The FCA’S Business Interruption Case

On 15 September 2020 the High Court handed down its eagerly awaited judgement in the FCA’s business interruption (“BI”) test case.

The Case

The case determined whether a sample of 21 non-damage BI insurance policies written by 8 different insurers provided cover in the context of the Covid-19 pandemic. To put this into context, FCA estimates suggest there are 700 policy types across 60 different insurers and that there could be in excess of 370,000 policyholders impacted by this case.

The non-damage clauses addressed by the Court were generally categorised as “disease” (RSA, Argenta, MS Amlin and QBE) and “denial of access” (Arch, Ecclesiastical, Hiscox, MS Amlin, RSA and Zurich), though there were some referred to as “hybrid” (Hiscox and RSA).  In overview, the court found that the majority of the non-damage BI insurance extensions provide cover to the policyholders but subject to the specific policy wording and the specific circumstances of the claim. The court concluded that the Covid-19 pandemic and the responses of the government and the public were a single cause in the context of policy coverage.

What does it mean for insurers?

This will be welcome news for policyholders, but what does it mean for insurers? Although the overarching message is that these policies will generally provide cover to the policyholders, there does remain some uncertainty in the specific application in certain cases. It is also apparent that the parties are exploring the possibility of an appeal, though this will be an expediated process going directly to the Supreme Court. The challenge for insurers now will be to consider the judgement in the context of their own policies and this will involve a careful examination of all wording. There is an expectation from the FCA that insurers should be communicating with policyholders to address next steps expediently.
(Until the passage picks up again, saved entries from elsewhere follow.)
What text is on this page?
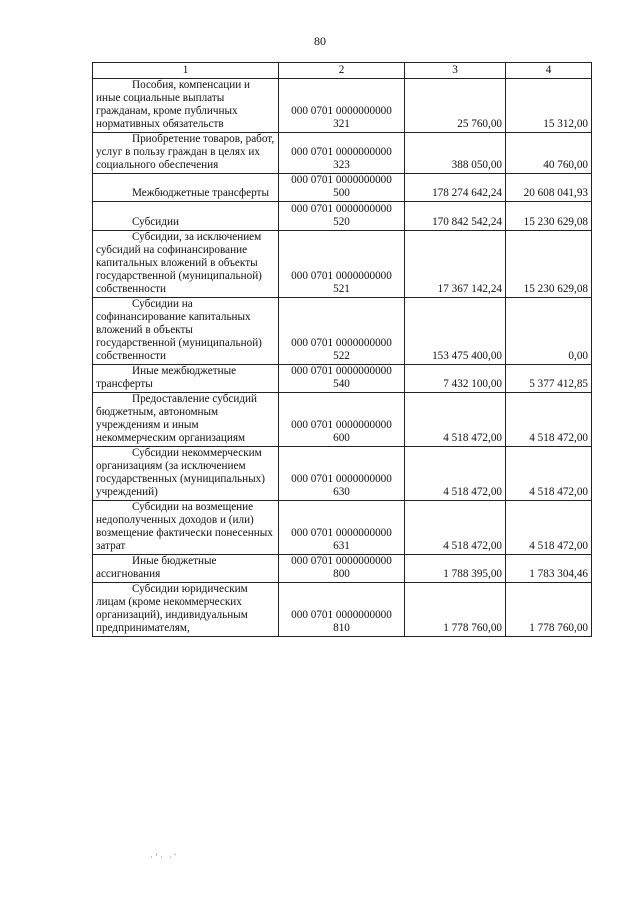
80
1	2	3	4
Пособия, компенсации и иные социальные выплаты гражданам, кроме публичных нормативных обязательств	000 0701 0000000000 321	25 760,00	15 312,00
Приобретение товаров, работ, услуг в пользу граждан в целях их социального обеспечения	000 0701 0000000000 323	388 050,00	40 760,00
Межбюджетные трансферты	000 0701 0000000000 500	178 274 642,24	20 608 041,93
Субсидии	000 0701 0000000000 520	170 842 542,24	15 230 629,08
Субсидии, за исключением субсидий на софинансирование капитальных вложений в объекты государственной (муниципальной) собственности	000 0701 0000000000 521	17 367 142,24	15 230 629,08
Субсидии на софинансирование капитальных вложений в объекты государственной (муниципальной) собственности	000 0701 0000000000 522	153 475 400,00	0,00
Иные межбюджетные трансферты	000 0701 0000000000 540	7 432 100,00	5 377 412,85
Предоставление субсидий бюджетным, автономным учреждениям и иным некоммерческим организациям	000 0701 0000000000 600	4 518 472,00	4 518 472,00
Субсидии некоммерческим организациям (за исключением государственных (муниципальных) учреждений)	000 0701 0000000000 630	4 518 472,00	4 518 472,00
Субсидии на возмещение недополученных доходов и (или) возмещение фактически понесенных затрат	000 0701 0000000000 631	4 518 472,00	4 518 472,00
Иные бюджетные ассигнования	000 0701 0000000000 800	1 788 395,00	1 783 304,46
Субсидии юридическим лицам (кроме некоммерческих организаций), индивидуальным предпринимателям,	000 0701 0000000000 810	1 778 760,00	1 778 760,00
·ʼ· ·′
BI claims are rarely straightforward

BI claims are, by their very nature, rarely straightforward. For many insurers the volume of claims to be processed will exacerbate this. It is critical that insurers have put in place the operational structures to deal with these claims on a timely basis but also have in place advisors who have capacity and technical expertise to address these claims, including loss adjusters and forensic accountants. 

Many insurers are approaching their quarterly reserving exercise with the knowledge that the Covid-19 pandemic has had a dramatic impact on claims experience and development patterns. This is clearly most acute for BI policies where claims teams will now need to revise their estimates to take account of the judgment. Where any uncertainty remains it is essential that claims and reserving teams work together to understand the potential exposure by considering what scenarios might transpire. Communication will be key as the increased level of uncertainty, caused by the pandemic, and uncertain outlook for rates and business volumes going forward will impact insurers capital requirements and approach to managing risk.